I can see why arrow::write_parquet() and arrow::read_parquet() (and feather, ipc_stream) might want to do this to faithfully roundtrip a data frame, and because the write/read roundtrip (usually) involves the same columns and the same rows, it's probably safe to restore metadata by default.

The query engine does a lot of transformations that can break assumptions like the one I've shown above (where sf expects a certain column to exist and errors otherwise in a way that the user can't work around). Rather than hard-code the assumptions of every data.frame and vector subclass, I wonder if ignoring the R metadata for query engine output would be a better strategy. If it's not the default, it would be nice to provide an escape hatch for users or developers that find themselves in this position with no workaround.

With the addition of the vctrs extension type, there is a route to preserve attributes through the query engine (although it's a bit verbose). We could make it easier to do (e.g., by interpreting I() or rlang::box() in some way).


library(arrow, warn.conflicts = FALSE)
library(dplyr, warn.conflicts = FALSE)

df <- data.frame(int_col = 1:5)
attr(df$int_col, "some_attr") <- "some_value"

tf <- tempfile()

#  attributes dropped when column is renamed
write_dataset(df, tf)

open_dataset(tf) %>% 
  select(other_int_col = int_col) %>% 
  collect() %>% 
  pull()
#> [1] 1 2 3 4 5

# attributes preserved when column is renamed
table <- arrow_table(int_col = vctrs_extension_array(df$int_col))
write_dataset(table, tf)

open_dataset(tf) %>% 
  select(other_int_col = int_col) %>% 
  collect() %>% 
  pull()
#> [1] 1 2 3 4 5
#> attr(,"some_attr")
#> [1] "some_value"

Reporter: Dewey Dunnington / @paleolimbot

Note: This issue was originally created as ARROW-16670. Please see the migration documentation for further details.

asfimport commented 2 years ago

Weston Pace / @westonpace:

I wonder if ignoring the R metadata for query engine output would be a better strategy. If it's not the default, it would be nice to provide an escape hatch for users or developers that find themselves in this position with no workaround.

This would be my assumption. The query engine has no idea what metadata is. It does not really make any attempt to preserve it.

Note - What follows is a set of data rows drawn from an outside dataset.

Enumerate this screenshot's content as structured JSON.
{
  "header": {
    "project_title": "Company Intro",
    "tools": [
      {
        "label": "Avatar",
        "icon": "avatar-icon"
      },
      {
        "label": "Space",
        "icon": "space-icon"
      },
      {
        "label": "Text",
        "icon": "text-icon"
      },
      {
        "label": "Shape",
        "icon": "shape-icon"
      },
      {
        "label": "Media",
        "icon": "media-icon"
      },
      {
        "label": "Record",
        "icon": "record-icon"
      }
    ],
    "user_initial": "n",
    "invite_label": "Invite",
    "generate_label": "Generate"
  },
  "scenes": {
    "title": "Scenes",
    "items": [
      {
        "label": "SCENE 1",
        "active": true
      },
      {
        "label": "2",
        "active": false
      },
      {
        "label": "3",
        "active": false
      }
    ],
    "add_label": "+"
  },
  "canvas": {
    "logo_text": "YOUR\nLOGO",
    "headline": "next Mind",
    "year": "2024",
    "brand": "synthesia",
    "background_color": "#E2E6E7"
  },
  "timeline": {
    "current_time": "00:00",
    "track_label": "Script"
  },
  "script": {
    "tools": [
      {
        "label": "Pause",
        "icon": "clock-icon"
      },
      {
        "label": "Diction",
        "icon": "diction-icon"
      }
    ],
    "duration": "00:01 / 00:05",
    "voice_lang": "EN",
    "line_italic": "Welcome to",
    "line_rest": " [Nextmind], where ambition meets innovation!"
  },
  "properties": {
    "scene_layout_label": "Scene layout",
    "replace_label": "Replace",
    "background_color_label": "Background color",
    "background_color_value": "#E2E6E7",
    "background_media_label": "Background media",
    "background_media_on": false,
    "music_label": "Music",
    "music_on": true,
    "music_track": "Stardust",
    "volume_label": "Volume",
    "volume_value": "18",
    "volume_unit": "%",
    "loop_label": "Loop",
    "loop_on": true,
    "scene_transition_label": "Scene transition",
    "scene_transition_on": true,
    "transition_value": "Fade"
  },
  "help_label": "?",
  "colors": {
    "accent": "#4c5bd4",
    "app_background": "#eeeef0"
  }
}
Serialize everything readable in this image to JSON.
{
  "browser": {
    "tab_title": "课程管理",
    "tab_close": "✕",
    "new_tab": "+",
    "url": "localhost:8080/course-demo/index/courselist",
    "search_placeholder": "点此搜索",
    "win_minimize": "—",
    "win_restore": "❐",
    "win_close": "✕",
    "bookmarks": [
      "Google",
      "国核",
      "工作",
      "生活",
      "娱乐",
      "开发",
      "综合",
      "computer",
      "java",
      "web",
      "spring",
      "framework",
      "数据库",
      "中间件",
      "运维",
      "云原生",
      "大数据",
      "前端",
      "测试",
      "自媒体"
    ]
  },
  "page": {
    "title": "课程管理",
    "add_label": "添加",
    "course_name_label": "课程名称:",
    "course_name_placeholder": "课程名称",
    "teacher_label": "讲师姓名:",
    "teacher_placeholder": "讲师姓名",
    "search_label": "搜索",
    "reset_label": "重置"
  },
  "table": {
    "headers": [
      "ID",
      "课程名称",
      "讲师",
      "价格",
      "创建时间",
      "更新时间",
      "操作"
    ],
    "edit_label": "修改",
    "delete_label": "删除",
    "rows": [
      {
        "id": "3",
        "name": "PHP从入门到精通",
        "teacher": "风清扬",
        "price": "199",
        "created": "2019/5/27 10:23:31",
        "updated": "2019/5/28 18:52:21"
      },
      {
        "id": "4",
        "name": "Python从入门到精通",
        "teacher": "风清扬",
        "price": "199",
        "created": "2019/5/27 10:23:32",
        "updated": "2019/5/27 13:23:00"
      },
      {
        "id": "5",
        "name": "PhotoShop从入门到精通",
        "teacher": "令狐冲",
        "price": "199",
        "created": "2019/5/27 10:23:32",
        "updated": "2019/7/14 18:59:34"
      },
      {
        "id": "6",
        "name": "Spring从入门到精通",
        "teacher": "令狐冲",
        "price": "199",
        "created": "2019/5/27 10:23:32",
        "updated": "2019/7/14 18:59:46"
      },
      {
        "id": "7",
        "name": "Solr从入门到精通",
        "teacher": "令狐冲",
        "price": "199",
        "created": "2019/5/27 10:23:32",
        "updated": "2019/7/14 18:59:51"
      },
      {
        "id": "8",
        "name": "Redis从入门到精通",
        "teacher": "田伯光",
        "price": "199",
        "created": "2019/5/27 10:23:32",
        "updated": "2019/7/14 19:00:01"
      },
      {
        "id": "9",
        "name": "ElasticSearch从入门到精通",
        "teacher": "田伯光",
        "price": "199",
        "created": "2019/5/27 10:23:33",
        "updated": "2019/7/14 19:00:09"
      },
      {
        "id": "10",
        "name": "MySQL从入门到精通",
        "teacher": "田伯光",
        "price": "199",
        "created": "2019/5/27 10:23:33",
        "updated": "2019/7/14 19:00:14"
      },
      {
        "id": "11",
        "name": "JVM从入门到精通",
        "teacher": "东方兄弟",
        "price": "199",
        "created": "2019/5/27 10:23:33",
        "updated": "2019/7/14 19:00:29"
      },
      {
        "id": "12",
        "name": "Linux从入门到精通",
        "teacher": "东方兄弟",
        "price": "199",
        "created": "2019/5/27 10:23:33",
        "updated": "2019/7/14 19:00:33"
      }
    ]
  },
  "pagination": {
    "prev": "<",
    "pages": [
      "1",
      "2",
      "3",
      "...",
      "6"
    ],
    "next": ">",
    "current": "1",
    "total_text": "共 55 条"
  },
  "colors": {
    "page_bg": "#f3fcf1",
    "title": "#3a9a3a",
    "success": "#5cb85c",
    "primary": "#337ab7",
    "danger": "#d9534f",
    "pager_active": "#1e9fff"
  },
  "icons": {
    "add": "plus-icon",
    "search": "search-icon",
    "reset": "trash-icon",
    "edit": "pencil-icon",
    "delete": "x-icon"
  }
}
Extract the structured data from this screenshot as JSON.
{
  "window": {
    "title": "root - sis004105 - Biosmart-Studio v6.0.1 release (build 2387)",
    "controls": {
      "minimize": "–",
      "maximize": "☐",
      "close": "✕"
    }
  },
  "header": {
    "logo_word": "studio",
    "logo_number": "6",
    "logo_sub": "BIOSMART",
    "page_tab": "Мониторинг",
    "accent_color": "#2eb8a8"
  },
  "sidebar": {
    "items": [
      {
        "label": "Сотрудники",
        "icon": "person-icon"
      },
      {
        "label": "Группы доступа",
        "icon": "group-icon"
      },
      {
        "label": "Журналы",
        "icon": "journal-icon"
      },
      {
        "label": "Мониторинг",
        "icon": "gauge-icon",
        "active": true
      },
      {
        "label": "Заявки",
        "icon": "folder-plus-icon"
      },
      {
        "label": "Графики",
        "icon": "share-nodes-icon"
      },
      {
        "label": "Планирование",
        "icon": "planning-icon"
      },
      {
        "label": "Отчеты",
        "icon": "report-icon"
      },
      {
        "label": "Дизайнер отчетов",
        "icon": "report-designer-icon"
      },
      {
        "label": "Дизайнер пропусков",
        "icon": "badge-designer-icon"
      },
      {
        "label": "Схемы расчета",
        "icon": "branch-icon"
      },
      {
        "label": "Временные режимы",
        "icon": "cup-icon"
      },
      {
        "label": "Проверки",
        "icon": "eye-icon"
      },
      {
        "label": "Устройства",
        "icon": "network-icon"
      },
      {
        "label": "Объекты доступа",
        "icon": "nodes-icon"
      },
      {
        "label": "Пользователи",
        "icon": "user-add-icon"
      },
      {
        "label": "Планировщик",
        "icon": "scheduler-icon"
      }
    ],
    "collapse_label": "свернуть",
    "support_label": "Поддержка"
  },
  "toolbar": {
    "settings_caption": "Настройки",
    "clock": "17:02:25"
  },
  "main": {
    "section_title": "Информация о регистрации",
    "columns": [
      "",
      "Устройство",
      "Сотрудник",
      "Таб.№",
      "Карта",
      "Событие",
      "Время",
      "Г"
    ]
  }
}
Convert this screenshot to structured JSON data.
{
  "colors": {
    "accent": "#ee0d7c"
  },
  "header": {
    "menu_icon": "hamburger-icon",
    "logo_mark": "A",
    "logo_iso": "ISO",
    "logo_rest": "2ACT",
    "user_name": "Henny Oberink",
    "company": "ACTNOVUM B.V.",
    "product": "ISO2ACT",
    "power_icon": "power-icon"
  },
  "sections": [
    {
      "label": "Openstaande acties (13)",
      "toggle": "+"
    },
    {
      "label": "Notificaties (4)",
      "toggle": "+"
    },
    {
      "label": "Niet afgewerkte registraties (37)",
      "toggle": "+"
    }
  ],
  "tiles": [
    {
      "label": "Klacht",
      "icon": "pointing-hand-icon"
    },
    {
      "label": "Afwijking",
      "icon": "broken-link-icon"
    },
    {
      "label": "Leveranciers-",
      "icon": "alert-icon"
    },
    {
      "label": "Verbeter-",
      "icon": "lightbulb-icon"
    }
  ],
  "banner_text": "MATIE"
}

Sometimes users are doing something like rewriting a file with a different chunk size or repartitioning a dataset. In this case it can sometimes make sense to persist the origin metadata. However, I think the best solution for that is to reattach the metadata after it has gone through the query engine. The write/sink nodes should have options to attach custom metadata. We can expand on these as needed.